Once we got to the highway, I started to settle down more.  I also noticed that my garmin, which I had carefully set up to start in the “Race” profile, was showing Calories in the bottom field—not Power.  I scrolled through all the options. Did I really not set up this profile?!  I could have sworn I did, and used it in CDA, but I finally concluded that there was no way I would see my power numbers.

I debated this for a while with myself.  I don’t have particular targets, but apparently I do pay more attention than I thought, because it was driving me nuts to not know!  I finally reasoned that I could stop, save, then re-start a ride in a new profile, but I didn’t want to mess up the numbers too badly so decided I would do that at 10 miles in.  I rode on.

Up and down, and rolling hills.  Nothing awful, all really short, I felt ok, but not amazing.  I was thrilled to be in aero, though!   It was hard to really know my average speed, since there was so much up and down, but my 5 mile increments were coming in around roughly 13 minutes each so I knew I was doing well.  Except, wait, that means it’s been 15 miles and I forgot to restart my garmin!  I waited until 16 miles (because then it would just be an even 40 miles to go), then tried to quickly stop-save-back-select new profile-restart.  It was a bit of a mess, getting myself situated, but I managed it quickly enough and suddenly I had my power numbers back.  I settled back down into aero, and suddenly saw a bright pink kit with matching bright pink helmet and neon yellow shoes approaching!  MAC!!!  I yelled for her, pumped my fist and smiled, I was so psyhed to see her :)

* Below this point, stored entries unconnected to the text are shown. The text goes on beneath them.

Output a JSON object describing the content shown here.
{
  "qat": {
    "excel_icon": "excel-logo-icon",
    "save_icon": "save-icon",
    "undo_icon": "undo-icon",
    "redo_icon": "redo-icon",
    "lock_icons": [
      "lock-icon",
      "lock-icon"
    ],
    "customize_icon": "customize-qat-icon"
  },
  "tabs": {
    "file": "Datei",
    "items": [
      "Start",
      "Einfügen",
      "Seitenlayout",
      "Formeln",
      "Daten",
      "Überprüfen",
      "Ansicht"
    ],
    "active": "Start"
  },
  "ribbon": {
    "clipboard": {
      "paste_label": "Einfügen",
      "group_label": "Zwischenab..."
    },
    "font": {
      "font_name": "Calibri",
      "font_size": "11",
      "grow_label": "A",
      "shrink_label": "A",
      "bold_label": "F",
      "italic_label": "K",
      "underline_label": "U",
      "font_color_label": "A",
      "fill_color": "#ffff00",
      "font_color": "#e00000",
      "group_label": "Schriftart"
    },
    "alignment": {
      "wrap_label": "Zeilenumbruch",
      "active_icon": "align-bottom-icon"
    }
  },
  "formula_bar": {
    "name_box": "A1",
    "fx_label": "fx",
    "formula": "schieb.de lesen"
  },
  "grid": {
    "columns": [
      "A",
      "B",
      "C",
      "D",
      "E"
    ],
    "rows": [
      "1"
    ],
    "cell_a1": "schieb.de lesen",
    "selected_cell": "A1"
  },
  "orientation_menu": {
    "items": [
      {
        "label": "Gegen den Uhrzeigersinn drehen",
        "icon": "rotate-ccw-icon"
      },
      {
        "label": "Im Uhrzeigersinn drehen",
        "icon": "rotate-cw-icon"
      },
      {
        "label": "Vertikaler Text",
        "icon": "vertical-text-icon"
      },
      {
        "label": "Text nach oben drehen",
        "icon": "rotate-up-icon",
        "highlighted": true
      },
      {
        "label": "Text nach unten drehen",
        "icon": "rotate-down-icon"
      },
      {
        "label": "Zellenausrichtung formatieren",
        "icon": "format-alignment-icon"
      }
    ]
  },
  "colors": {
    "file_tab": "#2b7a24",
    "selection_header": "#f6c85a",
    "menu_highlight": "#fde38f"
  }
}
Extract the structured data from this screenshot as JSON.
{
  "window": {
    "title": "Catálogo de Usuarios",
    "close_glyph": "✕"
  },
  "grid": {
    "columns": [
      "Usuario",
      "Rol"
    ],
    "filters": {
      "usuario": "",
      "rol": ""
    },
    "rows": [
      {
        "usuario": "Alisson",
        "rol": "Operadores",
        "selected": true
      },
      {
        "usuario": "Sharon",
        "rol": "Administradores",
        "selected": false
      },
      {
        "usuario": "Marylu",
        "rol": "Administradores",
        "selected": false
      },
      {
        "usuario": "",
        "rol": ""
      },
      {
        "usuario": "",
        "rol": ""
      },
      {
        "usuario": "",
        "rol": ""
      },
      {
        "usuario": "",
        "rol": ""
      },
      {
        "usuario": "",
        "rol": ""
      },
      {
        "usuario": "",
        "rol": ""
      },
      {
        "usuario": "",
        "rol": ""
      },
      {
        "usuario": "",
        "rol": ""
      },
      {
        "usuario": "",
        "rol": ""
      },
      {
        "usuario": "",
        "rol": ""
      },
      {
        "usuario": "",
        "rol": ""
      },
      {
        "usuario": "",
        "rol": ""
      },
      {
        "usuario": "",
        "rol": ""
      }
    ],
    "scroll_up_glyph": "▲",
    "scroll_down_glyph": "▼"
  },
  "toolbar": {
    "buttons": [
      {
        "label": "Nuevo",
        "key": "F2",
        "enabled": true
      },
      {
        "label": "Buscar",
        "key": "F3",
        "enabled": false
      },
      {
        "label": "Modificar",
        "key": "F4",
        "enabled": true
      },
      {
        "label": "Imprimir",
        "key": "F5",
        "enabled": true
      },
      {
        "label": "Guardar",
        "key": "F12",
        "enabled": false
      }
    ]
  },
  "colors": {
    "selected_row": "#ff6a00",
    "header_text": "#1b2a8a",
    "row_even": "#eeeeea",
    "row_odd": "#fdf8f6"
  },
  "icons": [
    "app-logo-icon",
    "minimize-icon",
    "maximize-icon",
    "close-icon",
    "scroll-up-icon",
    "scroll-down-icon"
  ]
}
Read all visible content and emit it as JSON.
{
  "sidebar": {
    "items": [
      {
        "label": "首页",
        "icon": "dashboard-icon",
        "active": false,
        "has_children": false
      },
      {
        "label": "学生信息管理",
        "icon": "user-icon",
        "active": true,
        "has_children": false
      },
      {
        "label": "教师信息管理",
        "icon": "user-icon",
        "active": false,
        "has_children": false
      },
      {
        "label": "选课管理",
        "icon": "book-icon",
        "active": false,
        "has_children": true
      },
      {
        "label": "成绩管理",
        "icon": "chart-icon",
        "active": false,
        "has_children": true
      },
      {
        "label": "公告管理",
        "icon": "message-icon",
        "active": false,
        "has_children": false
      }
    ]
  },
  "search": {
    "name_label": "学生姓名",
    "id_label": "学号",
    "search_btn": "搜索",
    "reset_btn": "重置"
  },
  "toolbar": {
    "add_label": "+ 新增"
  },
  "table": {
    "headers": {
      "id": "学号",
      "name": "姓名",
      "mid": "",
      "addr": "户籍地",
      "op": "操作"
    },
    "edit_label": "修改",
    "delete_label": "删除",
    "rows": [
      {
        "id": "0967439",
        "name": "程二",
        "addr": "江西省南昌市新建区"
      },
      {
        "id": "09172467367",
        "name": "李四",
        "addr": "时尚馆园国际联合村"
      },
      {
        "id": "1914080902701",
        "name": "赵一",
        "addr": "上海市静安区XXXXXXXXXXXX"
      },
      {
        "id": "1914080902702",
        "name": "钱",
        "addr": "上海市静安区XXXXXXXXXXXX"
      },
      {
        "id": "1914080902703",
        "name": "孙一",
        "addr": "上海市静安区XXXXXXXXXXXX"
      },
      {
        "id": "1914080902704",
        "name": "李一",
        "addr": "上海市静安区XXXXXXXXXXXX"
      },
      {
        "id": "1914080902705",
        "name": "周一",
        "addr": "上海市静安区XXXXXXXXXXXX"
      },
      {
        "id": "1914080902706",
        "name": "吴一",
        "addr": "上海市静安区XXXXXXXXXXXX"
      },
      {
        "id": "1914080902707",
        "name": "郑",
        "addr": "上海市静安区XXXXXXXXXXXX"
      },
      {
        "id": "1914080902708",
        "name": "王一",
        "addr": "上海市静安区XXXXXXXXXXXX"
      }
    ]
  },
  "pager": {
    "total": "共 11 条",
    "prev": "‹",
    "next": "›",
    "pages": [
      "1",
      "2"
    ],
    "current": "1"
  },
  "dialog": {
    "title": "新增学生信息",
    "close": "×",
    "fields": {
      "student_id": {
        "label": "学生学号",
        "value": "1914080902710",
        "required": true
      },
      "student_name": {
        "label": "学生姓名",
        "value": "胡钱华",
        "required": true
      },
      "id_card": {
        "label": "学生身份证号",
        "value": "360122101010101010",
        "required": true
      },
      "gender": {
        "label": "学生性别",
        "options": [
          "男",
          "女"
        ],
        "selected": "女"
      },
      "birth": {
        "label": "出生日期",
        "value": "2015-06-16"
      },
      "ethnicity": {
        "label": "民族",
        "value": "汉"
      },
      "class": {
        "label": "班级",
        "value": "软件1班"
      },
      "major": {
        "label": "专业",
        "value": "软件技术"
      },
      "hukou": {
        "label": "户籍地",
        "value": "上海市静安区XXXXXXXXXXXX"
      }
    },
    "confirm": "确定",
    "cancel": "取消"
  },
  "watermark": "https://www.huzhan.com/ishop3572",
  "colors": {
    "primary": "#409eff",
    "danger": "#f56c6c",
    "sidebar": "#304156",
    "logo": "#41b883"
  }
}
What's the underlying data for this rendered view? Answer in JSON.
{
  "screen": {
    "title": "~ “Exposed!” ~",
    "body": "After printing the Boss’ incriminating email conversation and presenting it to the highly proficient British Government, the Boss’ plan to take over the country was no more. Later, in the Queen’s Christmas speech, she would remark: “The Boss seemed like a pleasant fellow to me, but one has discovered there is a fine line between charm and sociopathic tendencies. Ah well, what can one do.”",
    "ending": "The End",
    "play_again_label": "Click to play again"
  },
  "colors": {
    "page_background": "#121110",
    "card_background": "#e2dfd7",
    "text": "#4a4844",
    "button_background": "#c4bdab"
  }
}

Soon-ish, I got to the turn, and promptly saw the “1km to 70.3 turnaround” sign.  Kind of silly, really.  Up for one 1km, awkward sharp turn (where I unclipped my foot and help myself turn, much to the amusement of the volunteers), then back down.  Time to head back toward Whistler!

I found Kimberly, on one of the longer hills back up.  We rode next to each other a bit, chatting about the swim and bike so far.  She was looking great, and I was so excited for her to be doing so well on her first full!

The lanes kept moving and I kept having to avoid the middle rumble strip, or turtles, or various other things, but finally made it back to town.  I wasn’t exactly sure where Allen and Kyle would be, but suddenly I heard my name and saw Kyle out of the corner of my eye!  A slight wave as I realized it was him, and then heard Allen on the other side—but wasn’t able to see him.  No matter; I knew they were there, I knew I was in aero and therefore looked good for them to see, and happily kept on.

As we headed out towards Green Lake, it finally started spreading out a bit more.  The views were gorgeous; I kept stopping and looking around.  We passed the sign on the trail next to the road, saying “70.3 turnaround” for the run, and I chuckled thinking how that would be feeling in a few hours.  Suddenly, I realized we were descending a lot more than climbing, and realized that this must be the big looooong descent down to Pemberton.  We hit the new pavement, which supposedly they finished at 1pm the previous day.  It was “nice,” I guess, but parts of it really sketched me out—it was so fresh, it felt really slippery, and there were no guard rails.  Everyone around kept exclaiming how nice it was, but I honestly preferred the other asphalt.  Oh well.

I wasn’t sure how far until the turn-around, since I wasn’t sure how far the first turn-around had been.  Clearly, I was super well prepared for this ;)  I did finally see Sam, coming up the other direction, so I hoped that meant I was getting close!  Sure enough, I started seeing signs for Pemberton, and soon I was heading to the “70.3 turnaround” lane.  A little confusing, but got it all sorted out.  Once again unclipped (while telling the volunteers “ahhh I don’t trust myself!”, as they all yelled “hey that’s the best turn we’ve seen all day!”) and was on my way.  Somewhere around here, there was an aid station.  I had refilled with some Gatorade at some point, but I was getting hungry.  Again.  I was trying to be better about my EFS but that hunger was definitely there.  I saw some volunteers hading out banana halves, and I totally jumped on it!  Perfect.  I took a couple more at the next couple aid stations, and it was enough to get me through.  Few.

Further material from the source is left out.